During a Senate Armed Services Committee meeting, James Geurts, the former assistant secretary of the Navy for Research, Development, and Acquisition, said that “the accumulation of decades of statutes, regulations, processes, all well-intentioned [have] permeated the bureaucracy [and] have hobbled our ability to adapt and change.”
Geurts highlighted that while the DoD workforce and military services understand the need for innovation, agility, and fiscal responsibility to meet evolving threats, the department’s real challenge is lies in the bureaucratic inefficiencies that obstruct progress.
“Risk-averse approaches have been impairing the nation’s competitive capability,” Geurts said, adding that many of the Pentagon’s roadblocks are “self-inflicted and culturally reinforced.”
To address those challenges, Geurts recommended empowering program managers. Currently, program managers answer to many stakeholders, and often requiring approval to make even small adjustments such as reallocating funds to higher-priority projects. Geurts argued that this system is too cumbersome and inhibits the department’s ability to act quickly and efficiently.

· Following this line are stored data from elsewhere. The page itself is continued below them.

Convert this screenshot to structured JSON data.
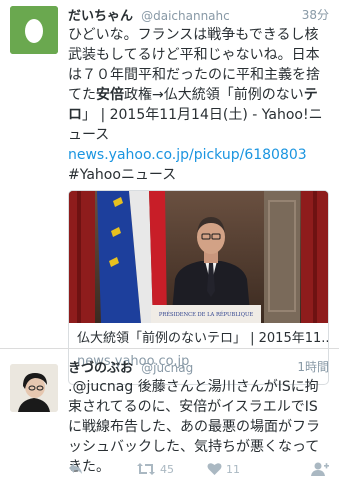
{
  "tweets": [
    {
      "name": "だいちゃん",
      "handle": "@daichannahc",
      "time": "38分",
      "text_parts": {
        "p1": "ひどいな。フランスは戦争もできるし核武装もしてるけど平和じゃないね。日本は７０年間平和だったのに平和主義を捨てた",
        "p2": "安倍",
        "p3": "政権→仏大統領「前例のない",
        "p4": "テロ",
        "p5": "」 | 2015年11月14日(土) - Yahoo!ニュース"
      },
      "link_url": "news.yahoo.co.jp/pickup/6180803",
      "hashtag": "#Yahooニュース",
      "card": {
        "podium_text": "PRÉSIDENCE DE LA RÉPUBLIQUE",
        "title": "仏大統領「前例のないテロ」 | 2015年11...",
        "domain": "news.yahoo.co.jp"
      }
    },
    {
      "name": "きづのぶお",
      "handle": "@jucnag",
      "time": "1時間",
      "text": ".@jucnag 後藤さんと湯川さんがISに拘束されてるのに、安倍がイスラエルでISに戦線布告した、あの最悪の場面がフラッシュバックした、気持ちが悪くなってきた。",
      "retweets": "45",
      "likes": "11"
    }
  ],
  "icons": {
    "reply": "reply-icon",
    "retweet": "retweet-icon",
    "like": "heart-icon",
    "follow": "follow-icon",
    "default_avatar": "egg-avatar-icon"
  },
  "colors": {
    "default_avatar_bg": "#6aa84f",
    "link": "#1b95e0",
    "muted": "#8899a6"
  }
}
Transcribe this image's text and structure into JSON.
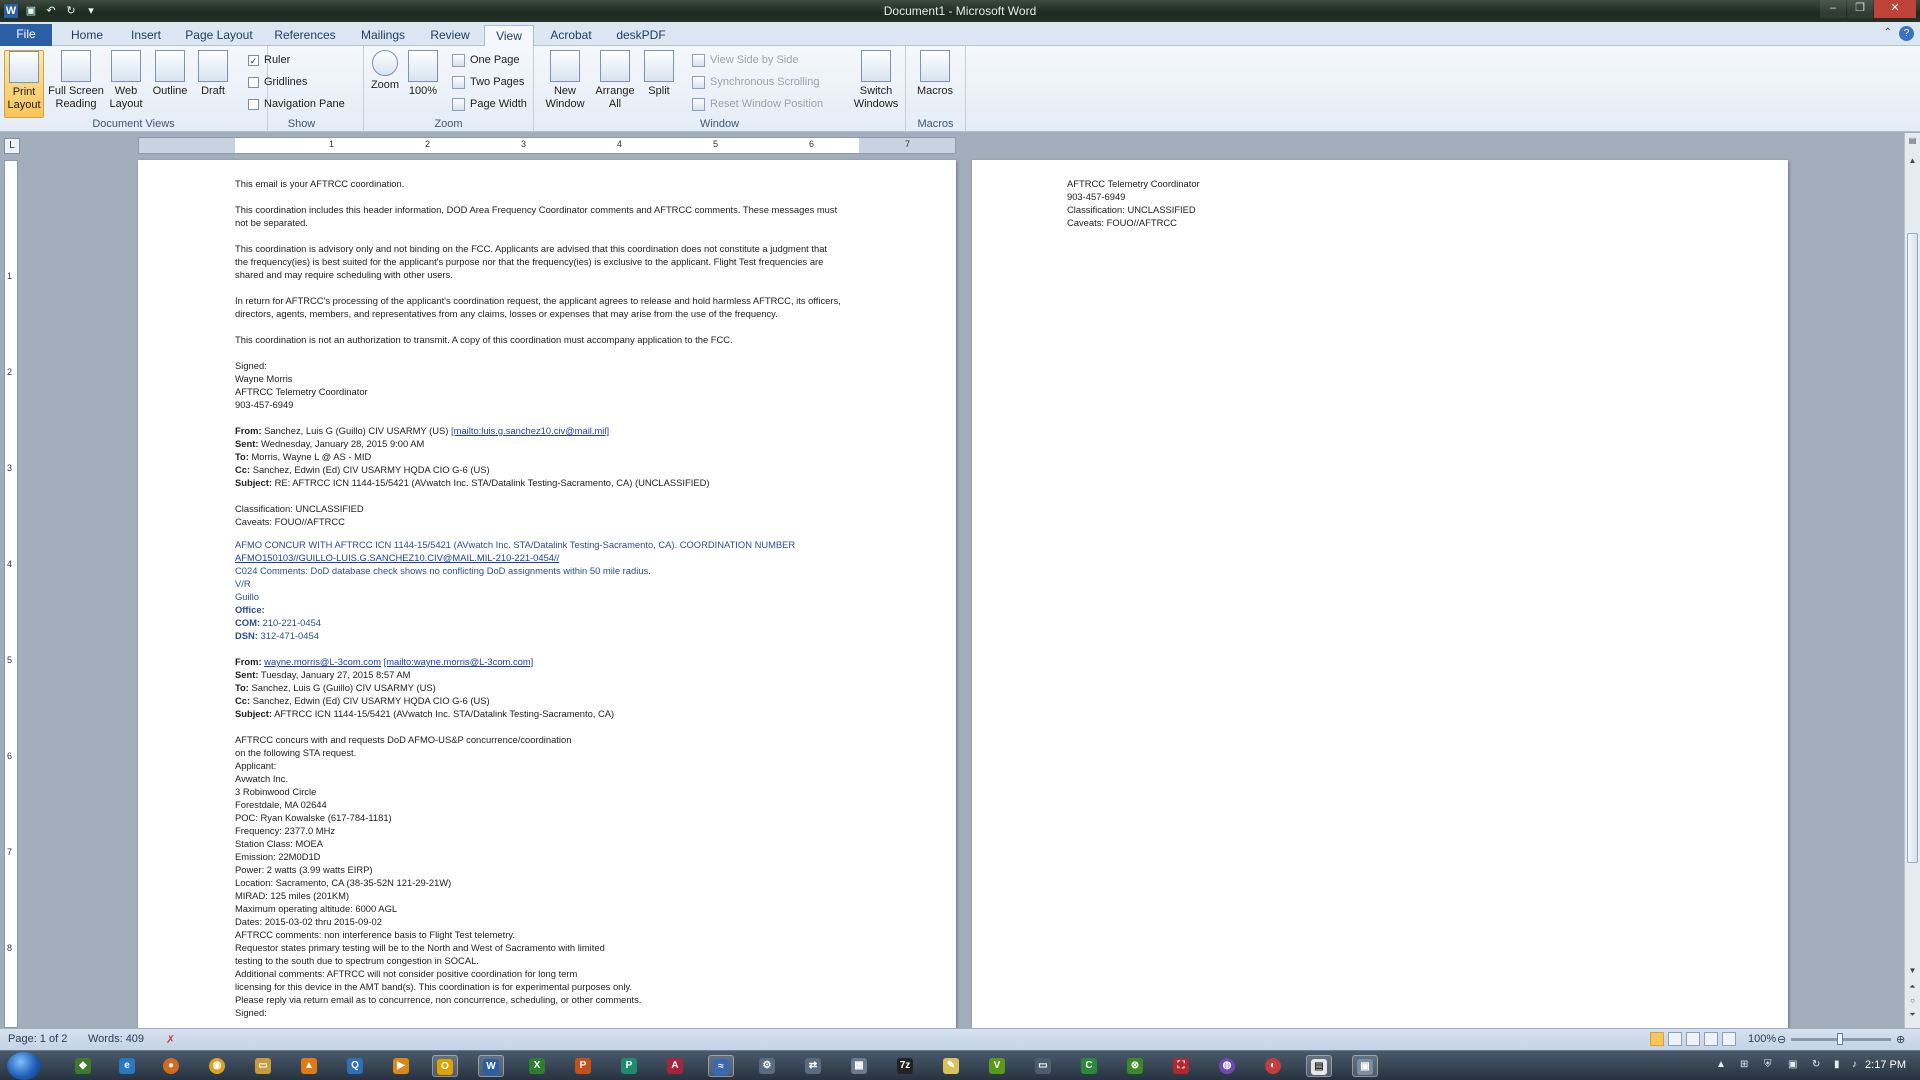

“This bureaucratic process slows down progress, especially when they need to adopt new technologies,” he said.
Geurts also emphasized the need to break down barriers between the department and its various partners in the defense industry.
“We need new entrants. We need commercial providers. We need program managers that have the authority to actually pick and then rapidly be able to choose the best performer,” Geurts said. “And then finally, we’ve got to break down the barrier that we’ve created between the person buying the equipment and the person using the equipment.”
Geurts emphasized that DoD is home to an incredibly talented workforce – military and civilian – but their potential is often limited because they are not fully informed about the market opportunities available to them.
“Harnessing our collective capabilities, talents, and innovations into a dynamic and aligned network will help overcome the limitations and linear thinking,” he said. “I believe we need to focus on building the future industrial network that we need that gives us the ability to scale and ability to be agile in this time of global competition.”